There are several other teachings that being in a hospital for a long time affected me but if I jot all of it down here, it would look like a page out of a swami’s discourse. And who likes a discourse anyway?

“Or you think that you will enter Paradise without such (trials) as came to those who passed away before you? They were afflicted with severe poverty, ailments and were so shaken that even the Messenger and those who had faith with him said, ‘When will the Help of Allah come?’ Yes! Indeed Allah’s help is close!”     – [Al-Qur’an 2:214]

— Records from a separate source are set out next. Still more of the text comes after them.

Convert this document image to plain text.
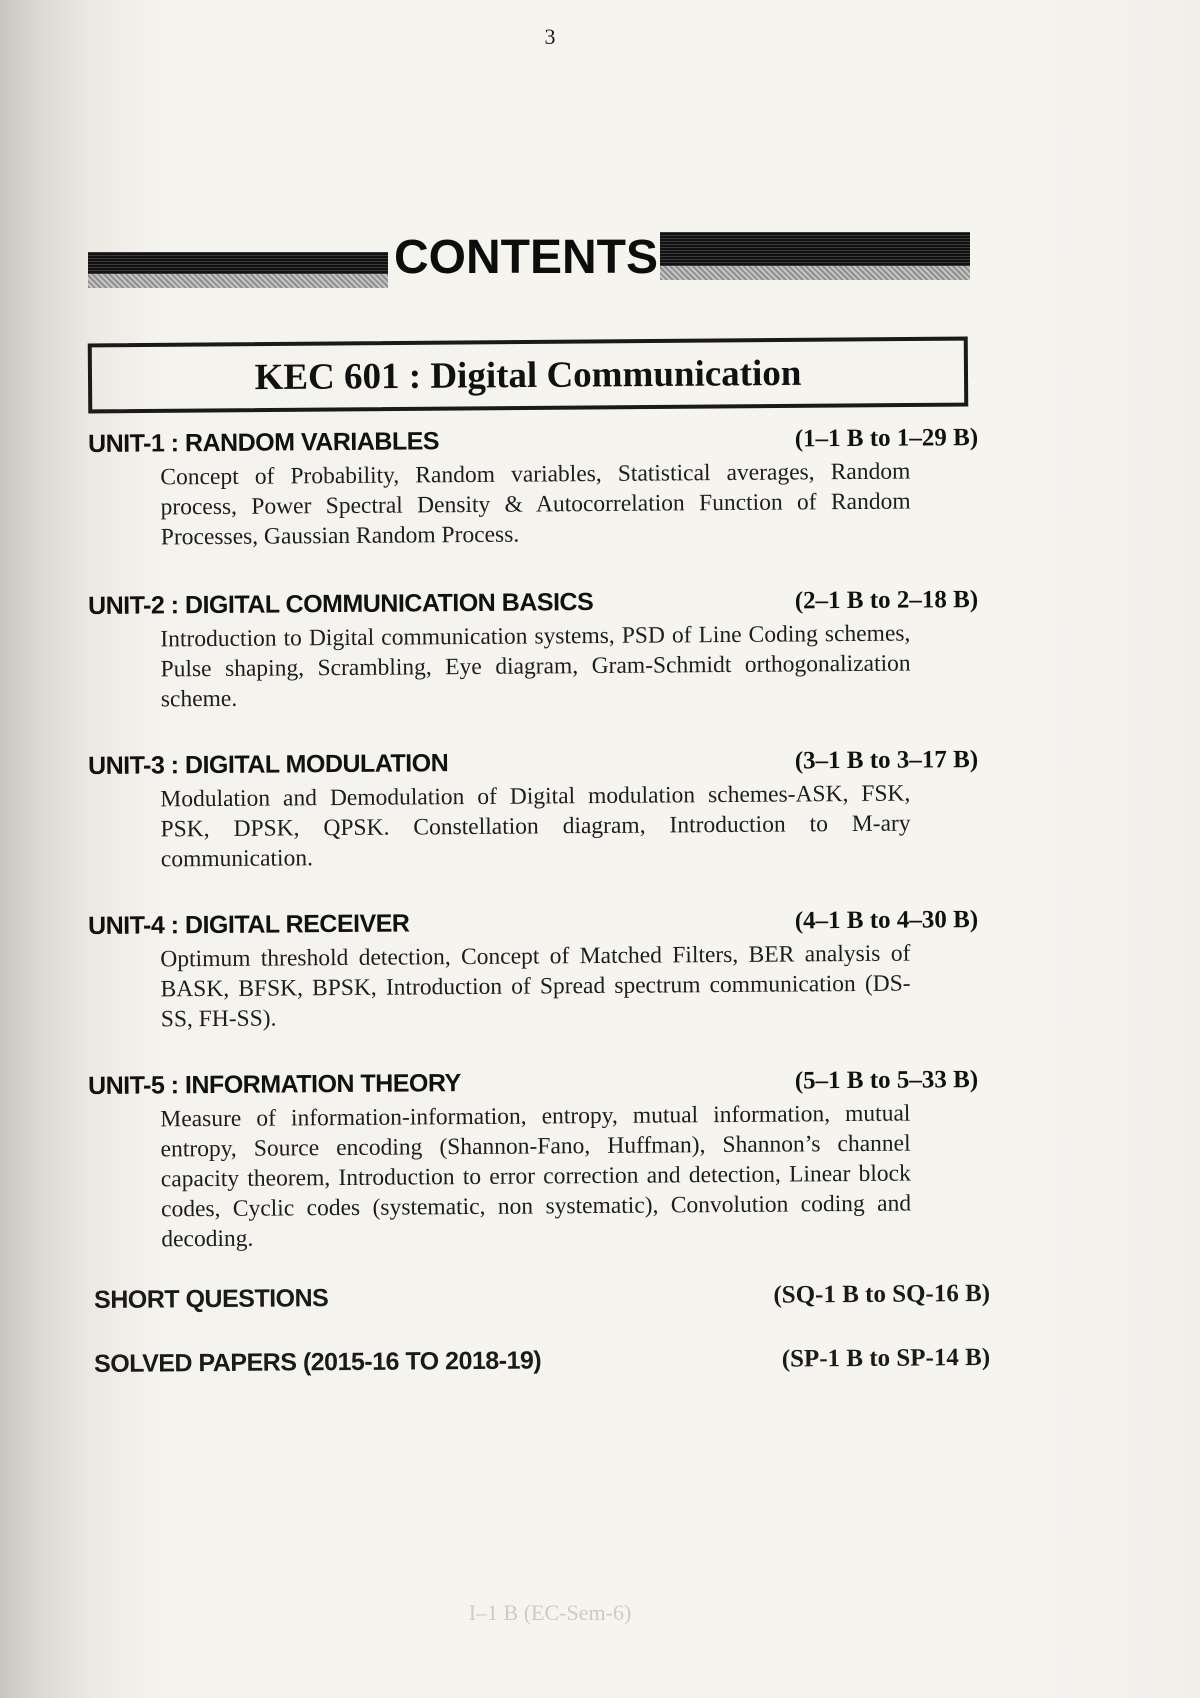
3
CONTENTS
KEC 601 : Digital Communication
UNIT-1 : RANDOM VARIABLES	(1–1 B to 1–29 B)
Concept of Probability, Random variables, Statistical averages, Random process, Power Spectral Density & Autocorrelation Function of Random Processes, Gaussian Random Process.
UNIT-2 : DIGITAL COMMUNICATION BASICS	(2–1 B to 2–18 B)
Introduction to Digital communication systems, PSD of Line Coding schemes, Pulse shaping, Scrambling, Eye diagram, Gram-Schmidt orthogonalization scheme.
UNIT-3 : DIGITAL MODULATION	(3–1 B to 3–17 B)
Modulation and Demodulation of Digital modulation schemes-ASK, FSK, PSK, DPSK, QPSK. Constellation diagram, Introduction to M-ary communication.
UNIT-4 : DIGITAL RECEIVER	(4–1 B to 4–30 B)
Optimum threshold detection, Concept of Matched Filters, BER analysis of BASK, BFSK, BPSK, Introduction of Spread spectrum communication (DS-SS, FH-SS).
UNIT-5 : INFORMATION THEORY	(5–1 B to 5–33 B)
Measure of information-information, entropy, mutual information, mutual entropy, Source encoding (Shannon-Fano, Huffman), Shannon’s channel capacity theorem, Introduction to error correction and detection, Linear block codes, Cyclic codes (systematic, non systematic), Convolution coding and decoding.
SHORT QUESTIONS	(SQ-1 B to SQ-16 B)
SOLVED PAPERS (2015-16 TO 2018-19)	(SP-1 B to SP-14 B)
I–1 B (EC-Sem-6)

Why did this rare disease choose my dad out of an odd thousand?                                                      He was put in a trial, more difficult than others, experiencing sudden shock and discomfort, painful than others. We choose to believe that he was in a way dearer to the almighty than the rest which was a reason why he was put to test. Scriptures say, prayers contain the answer to every question in this world. It was a result of a strong faith on prayers and his strong will power that over the following days, improvement in my dad’s health caught up a great pace and gleefully wronged the doctor’s prophecy. My mom had forgotten to eat, sleep or act normal. She prayed fervently, almost each waking moment those days.She put up a strong fight and never lost hope.Perhaps, her strength, encouragement and prayers sped up his improvement. We knew that hundreds of people prayed for him.Even a million thanks to all the praying lips would not be sufficient for the blessings showered on him. As for the almighty, thanking him, even five times a day,for granting us the virtue of being able to breathe normally everyday, is not enough. It can never be!